取付を探すためにゆっくりゆっくりと平蔵谷を登る。しばらくするといかにもそれらしいルンゼを発見。間違いないようだ。取り付くには一旦雪渓の下に降りなくてはいけない。木の枝を埋めようかと考えていたら、いつのものか分からない先行者の懸垂跡を発見。落石を利用したものだが、だいぶ崩れていて、もう一度掘り返しかなり頑丈に作り直した。この懸垂に結構時間を要し、登攀準備を終えてスタートしたのは9:30を過ぎていた。

平蔵谷にもだいぶ日が差すようになり、雪渓の雪もどんどん溶ける。スタートは沢登りだった。ビレイ点や支点もないので、ハーケンをうちながら進む。最初左から取り付いたが雪解け水が雨のように降ってきて登りずらい。右から取付直す。きっとなんてことない登りだったのだろうけど、朝一の登りということと岩が濡れていることもあって、かなり緊張した。2ピッチ目からはすっきり乾いている。やっとクライミングらしくなってきた。スタートこそ数本のハーケンがあったものの、その先はほとんど支点がない。ビレイポイントと呼べるそれらしい残置なども全くなかった。当然ピナクルを利用したりハーケンで作ったりしてすすむ。

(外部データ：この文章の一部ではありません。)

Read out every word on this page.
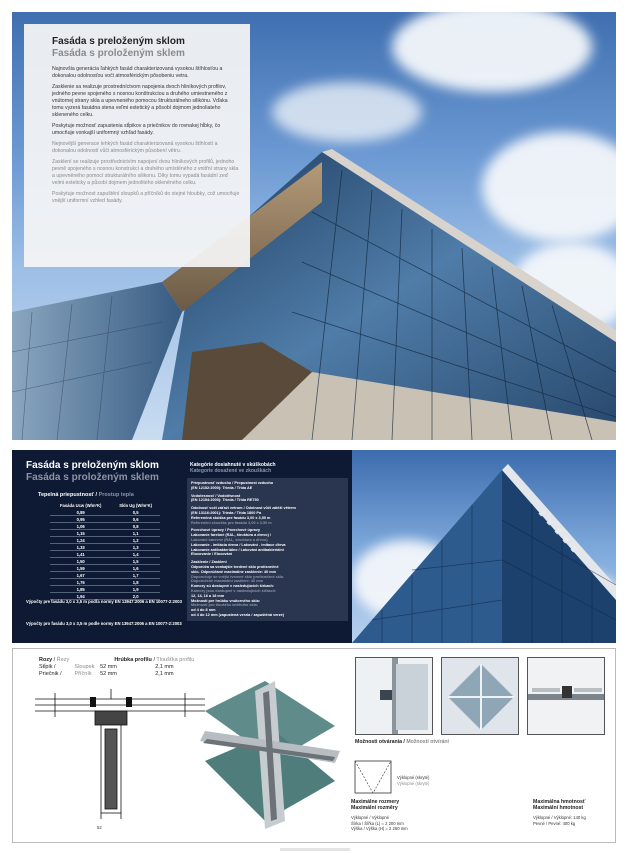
Fasáda s preloženým sklom
Fasáda s proloženým sklem

Najnovšia generácia ľahkých fasád charakterizovaná vysokou štíhlosťou a dokonalou odolnosťou voči atmosférickým pôsobeniu vetra.

Zasklenie sa realizuje prostredníctvom napojenia dvoch hliníkových profilov, jedného pevne spojeného s nosnou konštrukciou a druhého umiestneného z vnútornej strany skla a upevneného pomocou štrukturálneho silikónu. Vďaka tomu vyzerá fasádna stena veľmi estetický a pôsobí dojmom jednoliateho skleneného celku.

Poskytuje možnosť zapustenia stĺpikov a priečnikov do rovnakej hĺbky, čo umocňuje vonkajší uniformný vzhľad fasády.

Nejnovější generace lehkých fasád charakterizovaná vysokou štíhlostí a dokonalou odolností vůči atmosférickým působení větru.

Zasklení se realizuje prostřednictvím napojení dvou hliníkových profilů, jednoho pevně spojeného s nosnou konstrukcí a druhého umístěného z vnitřní strany skla a upevněného pomocí strukturálního silikonu. Díky tomu vypadá fasádní zeď velmi esteticky a působí dojmem jednolitého skleněného celku.

Poskytuje možnost zapuštění sloupků a příčníků do stejné hloubky, což umocňuje vnější uniformní vzhled fasády.

Fasáda s preloženým sklom
Fasáda s proloženým sklem
Tepelná priepustnosť / Prostup tepla
Fasáda Ucw (W/m²K)	Sklo Ug (W/m²K)
0,89	0,5
0,95	0,6
1,06	0,8
1,15	1,1
1,24	1,2
1,33	1,3
1,41	1,4
1,50	1,5
1,59	1,6
1,67	1,7
1,76	1,8
1,85	1,9
1,94	2,0
Výpočty pre fasádu 3,0 x 3,5 m podľa normy EN 13947:2006 a EN 10077-2:2003
Výpočty pro fasádu 3,0 x 3,5 m podle normy EN 13947:2006 a EN 10077-2:2003
Kategórie dosiahnuté v skúškobách
Kategorie dosažené ve zkouškách
Priepustnosť vzduchu / Propustnost vzduchu
(EN 12152:2000): Trieda / Třída AE
Vodotesnosť / Vodotěsnost
(EN 12154:2000): Trieda / Třída RE750
Odolnosť voči záťaži vetrom / Odolnost vůči zátěži větrem
(EN 13116:2001): Trieda / Třída 1800 Pa
Referenčná skúška pre fasádu 3,00 x 3,50 m
Referenční zkouška pro fasádu 3,00 x 3,50 m
Povrchové úpravy / Povrchové úpravy
Lakovanie farebné (RAL, štruktúra a drevo) /
Lakování barevné (RAL, struktura a dřevo)
Lakovanie - imitácia dreva / Lakování - imitace dřeva
Lakovanie antibakteriálne / Lakování antibakteriální
Eloxovanie / Eloxování
Zasklenie / Zasklení
Odporúča sa vonkajšie tvrdené sklo protisnečné
sklo. Odporúčané maximálne zasklenie: 40 mm
Doporučuje se vnější tvrzené sklo protisněžné sklo.
Doporučené maximální zasklení: 40 mm
Komory sú dostupné v nasledujúcich šírkach:
Komory jsou dostupné v následujících šířkách:
12, 14, 16 a 18 mm
Možnosti pre hrúbku vnútorného skla:
Možnosti pro tloušťku vnitřního skla:
od 4 do 8 mm
od 4 do 12 mm (zapustená verzia / zapuštěná verze)
Rozy / Řezy	Hrúbka profilu / Tloušťka profilu
Stĺpik /	Sloupek 52 mm	2,1 mm
Priečnik / Příčník 52 mm	2,1 mm
52
Možnosti otvárania / Možnosti otvírání
Výklopné (skryté)
Výklopné (skryté)
Maximálne rozmery
Maximální rozměry
Výklopné / Výklopné
Šírka / Šířka (L) = 2 200 mm
Výška / Výška (H) = 2 260 mm
Maximálna hmotnosť
Maximální hmotnost
Výklopné / Výklopné: 140 kg
Pevné / Pevné: 400 kg
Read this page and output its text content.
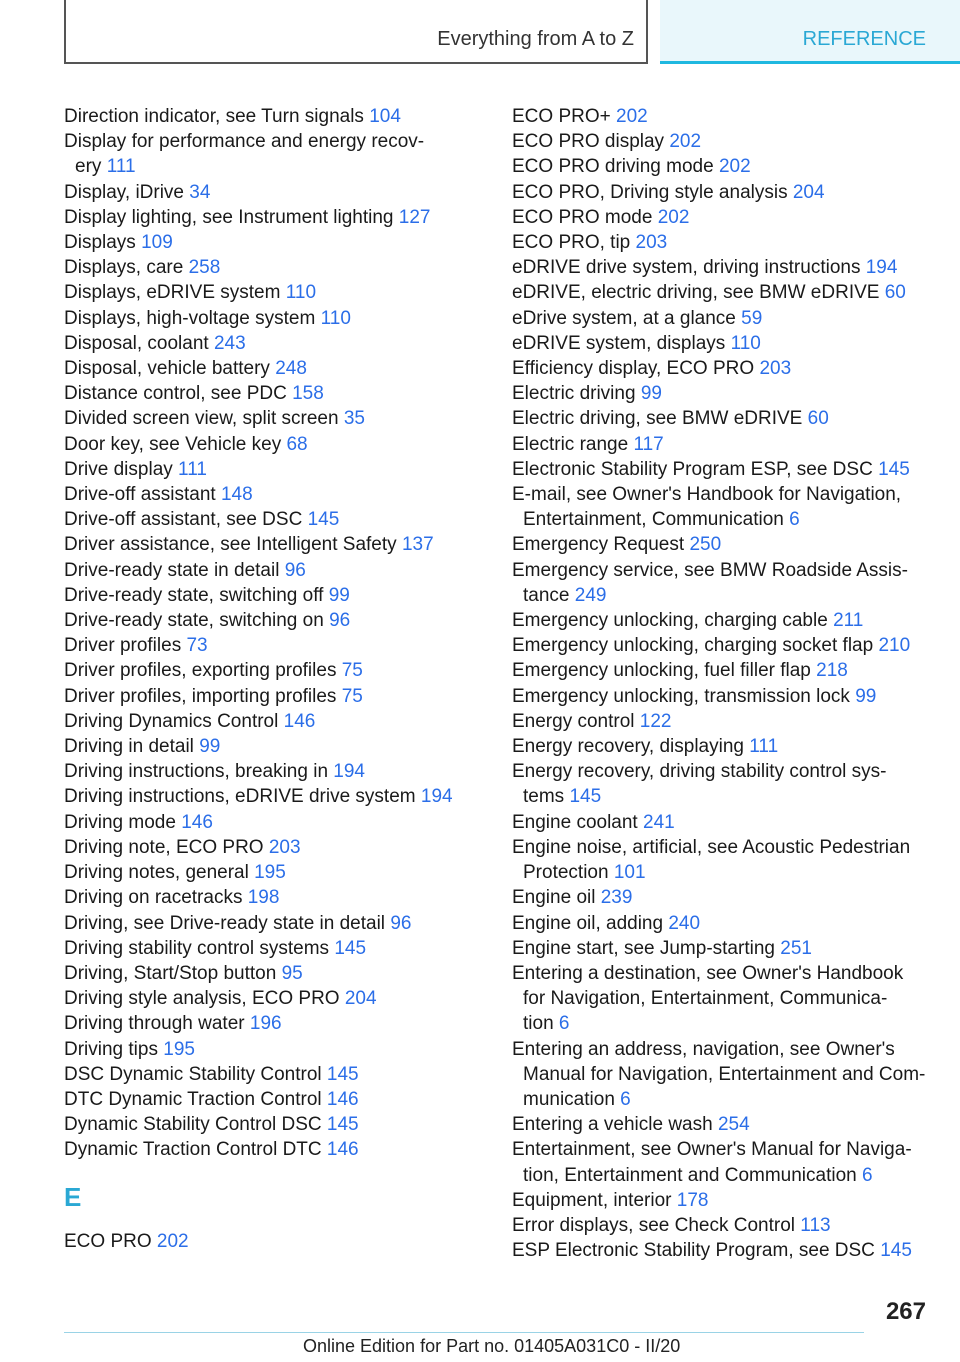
Everything from A to Z	REFERENCE
Direction indicator, see Turn signals 104
Display for performance and energy recov-
ery 111
Display, iDrive 34
Display lighting, see Instrument lighting 127
Displays 109
Displays, care 258
Displays, eDRIVE system 110
Displays, high-voltage system 110
Disposal, coolant 243
Disposal, vehicle battery 248
Distance control, see PDC 158
Divided screen view, split screen 35
Door key, see Vehicle key 68
Drive display 111
Drive-off assistant 148
Drive-off assistant, see DSC 145
Driver assistance, see Intelligent Safety 137
Drive-ready state in detail 96
Drive-ready state, switching off 99
Drive-ready state, switching on 96
Driver profiles 73
Driver profiles, exporting profiles 75
Driver profiles, importing profiles 75
Driving Dynamics Control 146
Driving in detail 99
Driving instructions, breaking in 194
Driving instructions, eDRIVE drive system 194
Driving mode 146
Driving note, ECO PRO 203
Driving notes, general 195
Driving on racetracks 198
Driving, see Drive-ready state in detail 96
Driving stability control systems 145
Driving, Start/Stop button 95
Driving style analysis, ECO PRO 204
Driving through water 196
Driving tips 195
DSC Dynamic Stability Control 145
DTC Dynamic Traction Control 146
Dynamic Stability Control DSC 145
Dynamic Traction Control DTC 146
E
ECO PRO 202
ECO PRO+ 202
ECO PRO display 202
ECO PRO driving mode 202
ECO PRO, Driving style analysis 204
ECO PRO mode 202
ECO PRO, tip 203
eDRIVE drive system, driving instructions 194
eDRIVE, electric driving, see BMW eDRIVE 60
eDrive system, at a glance 59
eDRIVE system, displays 110
Efficiency display, ECO PRO 203
Electric driving 99
Electric driving, see BMW eDRIVE 60
Electric range 117
Electronic Stability Program ESP, see DSC 145
E-mail, see Owner's Handbook for Navigation,
Entertainment, Communication 6
Emergency Request 250
Emergency service, see BMW Roadside Assis-
tance 249
Emergency unlocking, charging cable 211
Emergency unlocking, charging socket flap 210
Emergency unlocking, fuel filler flap 218
Emergency unlocking, transmission lock 99
Energy control 122
Energy recovery, displaying 111
Energy recovery, driving stability control sys-
tems 145
Engine coolant 241
Engine noise, artificial, see Acoustic Pedestrian
Protection 101
Engine oil 239
Engine oil, adding 240
Engine start, see Jump-starting 251
Entering a destination, see Owner's Handbook
for Navigation, Entertainment, Communica-
tion 6
Entering an address, navigation, see Owner's
Manual for Navigation, Entertainment and Com-
munication 6
Entering a vehicle wash 254
Entertainment, see Owner's Manual for Naviga-
tion, Entertainment and Communication 6
Equipment, interior 178
Error displays, see Check Control 113
ESP Electronic Stability Program, see DSC 145
267
Online Edition for Part no. 01405A031C0 - II/20
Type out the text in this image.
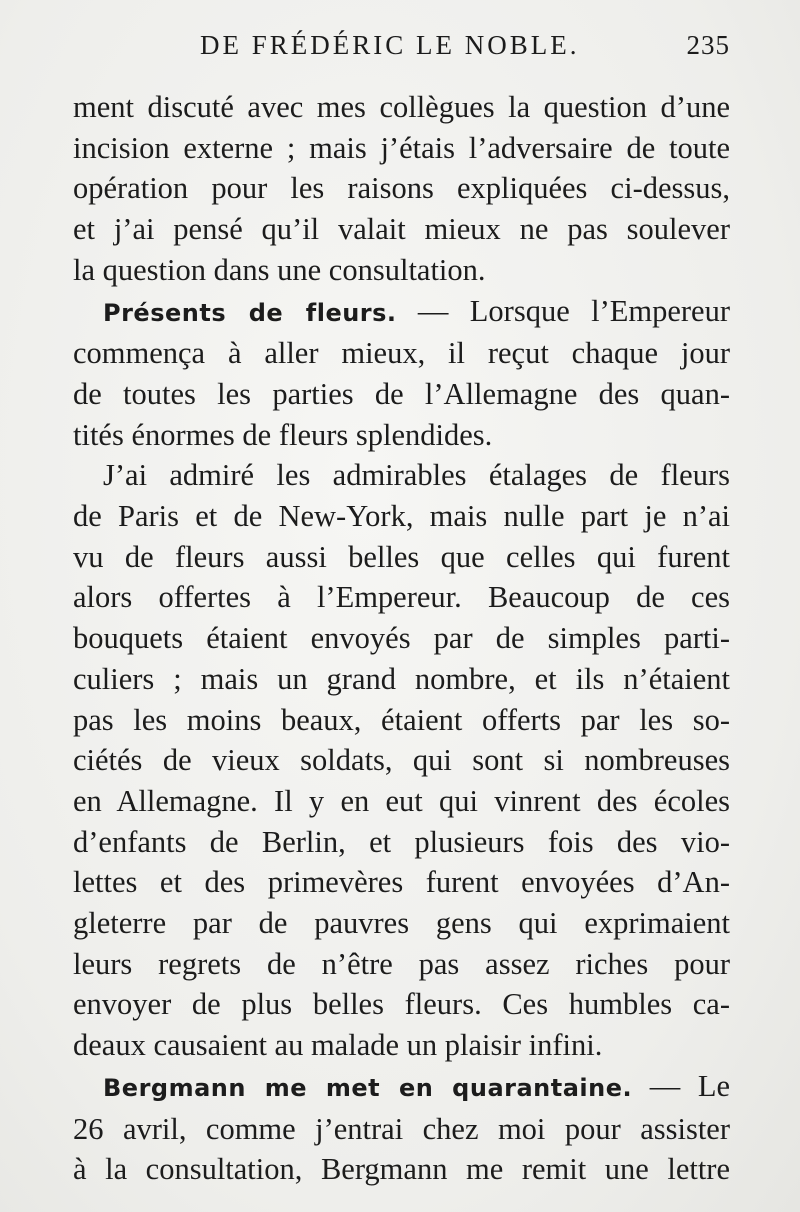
DE FRÉDÉRIC LE NOBLE.	235

ment discuté avec mes collègues la question d’une
incision externe ; mais j’étais l’adversaire de toute
opération pour les raisons expliquées ci-dessus,
et j’ai pensé qu’il valait mieux ne pas soulever

la question dans une consultation.

Présents de fleurs. — Lorsque l’Empereur
commença à aller mieux, il reçut chaque jour
de toutes les parties de l’Allemagne des quan-

tités énormes de fleurs splendides.

J’ai admiré les admirables étalages de fleurs
de Paris et de New-York, mais nulle part je n’ai
vu de fleurs aussi belles que celles qui furent
alors offertes à l’Empereur. Beaucoup de ces
bouquets étaient envoyés par de simples parti-
culiers ; mais un grand nombre, et ils n’étaient
pas les moins beaux, étaient offerts par les so-
ciétés de vieux soldats, qui sont si nombreuses
en Allemagne. Il y en eut qui vinrent des écoles
d’enfants de Berlin, et plusieurs fois des vio-
lettes et des primevères furent envoyées d’An-
gleterre par de pauvres gens qui exprimaient
leurs regrets de n’être pas assez riches pour
envoyer de plus belles fleurs. Ces humbles ca-

deaux causaient au malade un plaisir infini.

Bergmann me met en quarantaine. — Le
26 avril, comme j’entrai chez moi pour assister
à la consultation, Bergmann me remit une lettre
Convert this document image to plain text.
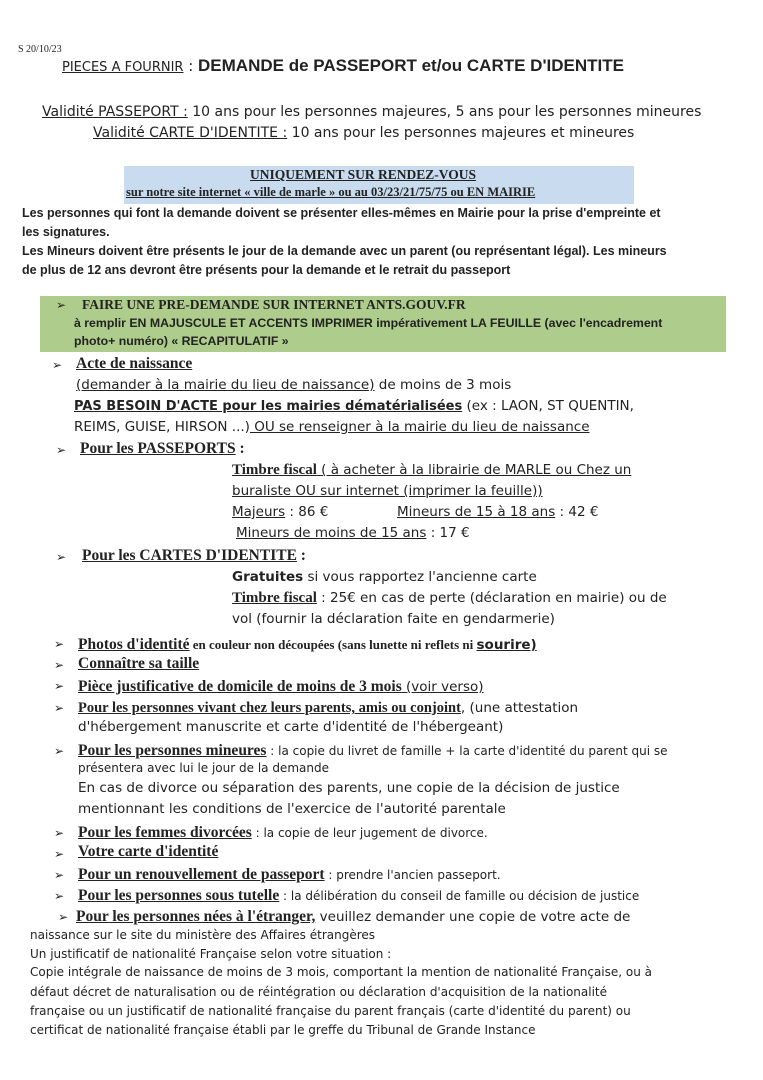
S 20/10/23
PIECES A FOURNIR : DEMANDE de PASSEPORT et/ou CARTE D'IDENTITE
Validité PASSEPORT : 10 ans pour les personnes majeures, 5 ans pour les personnes mineures
Validité CARTE D'IDENTITE : 10 ans pour les personnes majeures et mineures
UNIQUEMENT SUR RENDEZ-VOUS
sur notre site internet « ville de marle » ou au 03/23/21/75/75 ou EN MAIRIE
Les personnes qui font la demande doivent se présenter elles-mêmes en Mairie pour la prise d'empreinte et
les signatures.
Les Mineurs doivent être présents le jour de la demande avec un parent (ou représentant légal). Les mineurs
de plus de 12 ans devront être présents pour la demande et le retrait du passeport
➢ FAIRE UNE PRE-DEMANDE SUR INTERNET ANTS.GOUV.FR
à remplir EN MAJUSCULE ET ACCENTS IMPRIMER impérativement LA FEUILLE (avec l'encadrement
photo+ numéro) « RECAPITULATIF »
➢ Acte de naissance
(demander à la mairie du lieu de naissance) de moins de 3 mois
PAS BESOIN D'ACTE pour les mairies dématérialisées (ex : LAON, ST QUENTIN,
REIMS, GUISE, HIRSON ...) OU se renseigner à la mairie du lieu de naissance
➢ Pour les PASSEPORTS :
Timbre fiscal ( à acheter à la librairie de MARLE ou Chez un
buraliste OU sur internet (imprimer la feuille))
Majeurs : 86 €	Mineurs de 15 à 18 ans : 42 €
Mineurs de moins de 15 ans : 17 €
➢ Pour les CARTES D'IDENTITE :
Gratuites si vous rapportez l'ancienne carte
Timbre fiscal : 25€ en cas de perte (déclaration en mairie) ou de
vol (fournir la déclaration faite en gendarmerie)
➢ Photos d'identité en couleur non découpées (sans lunette ni reflets ni sourire)
➢ Connaître sa taille
➢ Pièce justificative de domicile de moins de 3 mois (voir verso)
➢ Pour les personnes vivant chez leurs parents, amis ou conjoint, (une attestation
d'hébergement manuscrite et carte d'identité de l'hébergeant)
➢ Pour les personnes mineures : la copie du livret de famille + la carte d'identité du parent qui se
présentera avec lui le jour de la demande
En cas de divorce ou séparation des parents, une copie de la décision de justice
mentionnant les conditions de l'exercice de l'autorité parentale
➢ Pour les femmes divorcées : la copie de leur jugement de divorce.
➢ Votre carte d'identité
➢ Pour un renouvellement de passeport : prendre l'ancien passeport.
➢ Pour les personnes sous tutelle : la délibération du conseil de famille ou décision de justice
➢ Pour les personnes nées à l'étranger, veuillez demander une copie de votre acte de
naissance sur le site du ministère des Affaires étrangères
Un justificatif de nationalité Française selon votre situation :
Copie intégrale de naissance de moins de 3 mois, comportant la mention de nationalité Française, ou à
défaut décret de naturalisation ou de réintégration ou déclaration d'acquisition de la nationalité
française ou un justificatif de nationalité française du parent français (carte d'identité du parent) ou
certificat de nationalité française établi par le greffe du Tribunal de Grande Instance
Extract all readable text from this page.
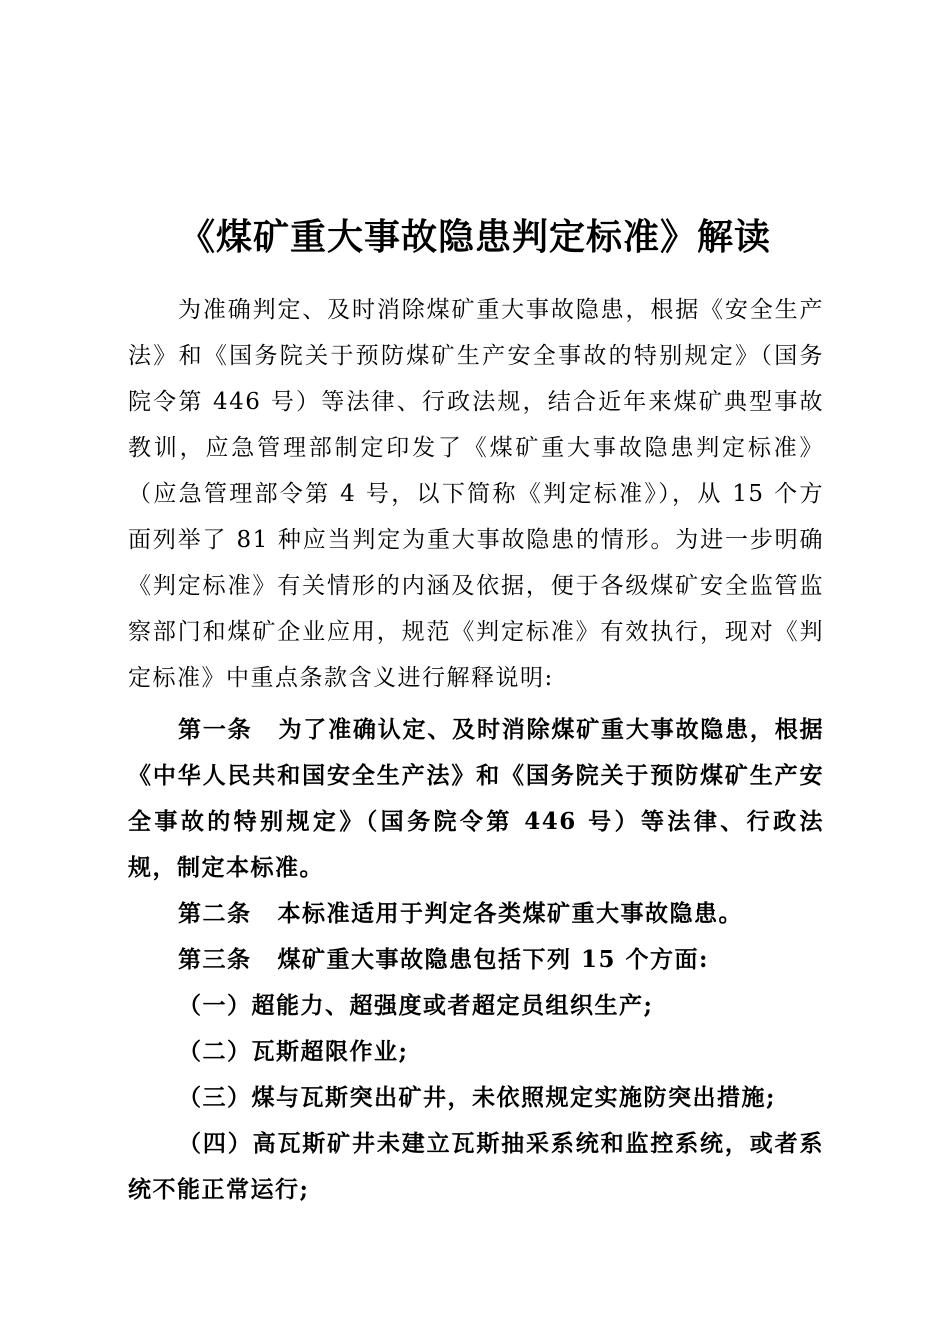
《煤矿重大事故隐患判定标准》解读

为准确判定、及时消除煤矿重大事故隐患，根据《安全生产法》和《国务院关于预防煤矿生产安全事故的特别规定》（国务院令第 446 号）等法律、行政法规，结合近年来煤矿典型事故教训，应急管理部制定印发了《煤矿重大事故隐患判定标准》（应急管理部令第 4 号，以下简称《判定标准》），从 15 个方面列举了 81 种应当判定为重大事故隐患的情形。为进一步明确《判定标准》有关情形的内涵及依据，便于各级煤矿安全监管监察部门和煤矿企业应用，规范《判定标准》有效执行，现对《判定标准》中重点条款含义进行解释说明:

第一条 为了准确认定、及时消除煤矿重大事故隐患，根据《中华人民共和国安全生产法》和《国务院关于预防煤矿生产安全事故的特别规定》（国务院令第 446 号）等法律、行政法规，制定本标准。

第二条 本标准适用于判定各类煤矿重大事故隐患。

第三条 煤矿重大事故隐患包括下列 15 个方面:

（一）超能力、超强度或者超定员组织生产;

（二）瓦斯超限作业;

（三）煤与瓦斯突出矿井，未依照规定实施防突出措施;

（四）高瓦斯矿井未建立瓦斯抽采系统和监控系统，或者系统不能正常运行;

人のあまり入らないルートということである程度は覚悟していたが、支点のなさは想像以上で思わぬ時間の浪費となった。しかしやはり人のいない静かなルートは気持ちがいい。自分でネイリングしながら進んで行く感覚も楽しい。ハーケンに導かれることなく自分でルートファインディングが出来るのも、支点がないおかげだ。核心のF7?の出口付近はちょっと怖かったが、とても楽しいクライミングが出来た。が、時間が掛かりすぎた。登攀が終了し、ロープをほどいた時はすでに16:30を回っていた・・・

おそらくロープを解いたあたりですでに源次へ抜ける分岐点を過ぎていたのだと思う。みんなで注意しながら登っていってのに見つけられなかったのは、たぶんそのせいだ。○井さんがだいぶ疲れているようす。急な草付きを登る足取りが、見ていて不安を感じさせた。膝を痛めてベースに残る○部さんや、近くにたまたま居合わせた県連救助隊長の熊○さんと相談しながら這松帯でビバークすることにした。その時は分からなかったが、もうすでにⅠ峰の頂上直下にいたのだ。ちょっと頑張れば稜線へ抜けられたが、天気もいいことだし無理はせずにビバークをして正解だったと思う。うるさい虫をはらいながら、頭からツエルトを被ってさっさと寝ることにした。